By David Wiley, Chief Academic Officer
Improvement in post secondary education will require converting teaching from a solo sport to a community-based research activity. (Herbert A. Simon, 1986)
The faculty Lumen work with carry an enormous workload. Some have research, grant writing, and publication responsibilities in addition to teaching their courses. Some teach five or six courses per semester. Some have committee assignments and additional service responsibilities. Some drive across town several times per day as they try to string adjunct appointments at three institutions together into a career that pays the rent. All of our faculty have expertise in their discipline. Few have formal training in teaching or learning.

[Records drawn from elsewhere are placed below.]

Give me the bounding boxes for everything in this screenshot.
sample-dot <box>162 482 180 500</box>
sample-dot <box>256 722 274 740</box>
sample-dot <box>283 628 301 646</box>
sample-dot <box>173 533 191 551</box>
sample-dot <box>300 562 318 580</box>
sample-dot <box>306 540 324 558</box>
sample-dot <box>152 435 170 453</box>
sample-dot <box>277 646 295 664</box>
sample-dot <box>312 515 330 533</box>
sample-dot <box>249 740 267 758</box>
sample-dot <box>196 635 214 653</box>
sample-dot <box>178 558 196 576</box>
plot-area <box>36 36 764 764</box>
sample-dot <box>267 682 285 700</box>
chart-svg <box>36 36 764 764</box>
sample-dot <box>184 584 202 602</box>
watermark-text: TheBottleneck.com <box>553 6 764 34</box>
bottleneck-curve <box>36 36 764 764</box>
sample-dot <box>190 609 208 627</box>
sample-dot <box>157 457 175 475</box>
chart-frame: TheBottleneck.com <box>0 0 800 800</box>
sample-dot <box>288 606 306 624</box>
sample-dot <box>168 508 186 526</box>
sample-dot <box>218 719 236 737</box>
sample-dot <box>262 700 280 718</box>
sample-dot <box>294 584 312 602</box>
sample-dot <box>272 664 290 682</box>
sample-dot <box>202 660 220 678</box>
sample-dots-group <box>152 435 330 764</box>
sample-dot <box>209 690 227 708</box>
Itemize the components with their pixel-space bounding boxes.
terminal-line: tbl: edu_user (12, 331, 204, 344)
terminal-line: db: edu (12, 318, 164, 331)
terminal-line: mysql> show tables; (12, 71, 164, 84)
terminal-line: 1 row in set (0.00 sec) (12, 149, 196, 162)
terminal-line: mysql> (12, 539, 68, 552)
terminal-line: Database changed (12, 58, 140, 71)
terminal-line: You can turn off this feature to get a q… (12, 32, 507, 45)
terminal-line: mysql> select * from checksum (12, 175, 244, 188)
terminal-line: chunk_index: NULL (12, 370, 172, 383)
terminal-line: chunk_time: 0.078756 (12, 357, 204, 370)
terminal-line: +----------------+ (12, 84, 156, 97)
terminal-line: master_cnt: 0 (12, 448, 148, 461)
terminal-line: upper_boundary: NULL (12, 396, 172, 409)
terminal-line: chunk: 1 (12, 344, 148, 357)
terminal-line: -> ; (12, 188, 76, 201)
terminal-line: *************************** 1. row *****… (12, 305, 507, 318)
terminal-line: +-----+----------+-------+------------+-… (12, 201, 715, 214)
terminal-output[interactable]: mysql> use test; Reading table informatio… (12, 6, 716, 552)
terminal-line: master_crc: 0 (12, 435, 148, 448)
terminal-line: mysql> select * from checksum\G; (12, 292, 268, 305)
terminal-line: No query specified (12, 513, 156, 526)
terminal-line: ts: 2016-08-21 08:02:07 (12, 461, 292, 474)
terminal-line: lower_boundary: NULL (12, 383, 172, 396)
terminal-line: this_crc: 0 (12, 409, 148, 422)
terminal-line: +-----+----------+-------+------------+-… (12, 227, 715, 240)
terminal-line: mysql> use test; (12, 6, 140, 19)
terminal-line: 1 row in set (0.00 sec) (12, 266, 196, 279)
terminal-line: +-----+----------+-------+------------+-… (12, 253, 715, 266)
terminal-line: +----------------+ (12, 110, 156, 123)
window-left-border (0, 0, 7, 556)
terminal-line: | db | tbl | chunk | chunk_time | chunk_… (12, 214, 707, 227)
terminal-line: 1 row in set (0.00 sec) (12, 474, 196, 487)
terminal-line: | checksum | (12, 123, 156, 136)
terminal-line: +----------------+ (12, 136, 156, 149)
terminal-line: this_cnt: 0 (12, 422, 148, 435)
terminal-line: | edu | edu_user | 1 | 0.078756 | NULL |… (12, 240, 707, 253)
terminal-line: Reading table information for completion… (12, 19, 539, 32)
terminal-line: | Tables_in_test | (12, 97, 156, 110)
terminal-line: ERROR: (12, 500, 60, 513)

Herbert Simon, quoted above, was an “above average” faculty member. He won both the Turing Award for his work in computer science and the Nobel Prize for his work in economics. But even he realized that we can’t expect individual faculty to stay at the cutting edges of their discipline, teaching and learning practice, educational research, and the ever-changing technologies that can be used in the service of learning. This is why Simon called for us to come together as a community – there are countless ways in which education needs to be improved, and no one person, institution, or organization has the time or expertise to do it all alone. We need each other.
The role Lumen is choosing to play in the community working to improve education is to enable and empower learners and faculty with highly effective learning materials that become more effective every semester. And this process of making OER more effective every semester – also known as “continuous improvement” – is where we see some of the most exciting opportunities to collaborate with faculty.
Continuous improvement is an iterative cycle. In the case of OER, the continuous improvement cycle involves:
- Creating or selecting OER for use in your course,
- Instrumenting the OER for measurement,
- Measuring the effectiveness of OER in supporting student learning,
- Identifying areas where student learning was not effectively supported,
- Making changes to the learning design of the OER in those underperforming areas, and
- Beginning the cycle again.
Developed with funding from the Bill and Melinda Gates Foundation, Lumen’s Waymaker courses are designed specifically to support this continuous improvement process, and we have been refining our process for several years in collaboration with a small group of faculty. You can see an example of the difference in OER before and after we applied this internal continuous improvement process here:
While we’re still refining the tools we’ve created to support this work, we are now eager to open our continuous improvement process to all faculty members, with the goal of making it a genuinely community-based research activity. Here’s what we’re doing this fall:
- We have analyzed data from Spring 2018 to empirically determine which learning outcomes students struggled with the most in five Waymaker courses. (Learn more about this process in this accompanying blog post.)
- For each course, we have published a collection of “Learning Challenges Leaderboards” listing the learning outcomes students struggled with the most, together with links to the OER that didn’t adequately support student learning.
The RISE and Shine Initiative
We invite you to engage with us in a community-based continuous improvement process. We’re calling this initiative RISE & Shine. RISE is the analysis that identifies which content needs work (you can read more about RISE here). Once we’ve identified that content, we invite faculty to Shine by contributing their expertise to the improvement of OER.
You can participate by taking one or more of these steps:
- Raise your hand. Complete this form to let us know you’d like to be part of conversations about improving learning with OER. We’ll share Learning Challenges updates and include you in what’s happening in your discipline.
- Reflect. Look at the Learning Challenges Leaderboard in your discipline. Think about what you do to make learning better for your students as you’re tackling these challenging topics, and compare that with the approach taken in the aligned OER. How would you do things differently?
- Share ideas. Have ideas about how we should make the OER supporting these difficult topics more effective? Share them here.
- Share improvements. Do you have a short video, an interactive activity, an edited version of the existing OER, or any other improved content you’ve developed to improve your students’ understanding? If so, submit them using this form. Whenever your contributions are included in Lumen course materials, your work is attributed. And you’ll be able to see the effect your contributions have on student learning in the next semester’s Learning Challenges Leaderboard update.
At Lumen we’re serious about making improving education a community-based research activity. That’s why we collaborate with faculty throughout the course improvement process, openly license the improvements we make to content, publish our continuous improvement frameworks in open access journals, and open source many of the tools we create to support our continuous improvement efforts.
However, we’re just one company. Truly transforming education will require more people and organizations to adopt a continuous improvement mindset. Given the amount of effort and the range of expertise required to engage in continuous improvement, Simon’s admonition to do this work collaboratively resonates with us as being deeply true.
We hope you’ll become part of this community-based effort with us.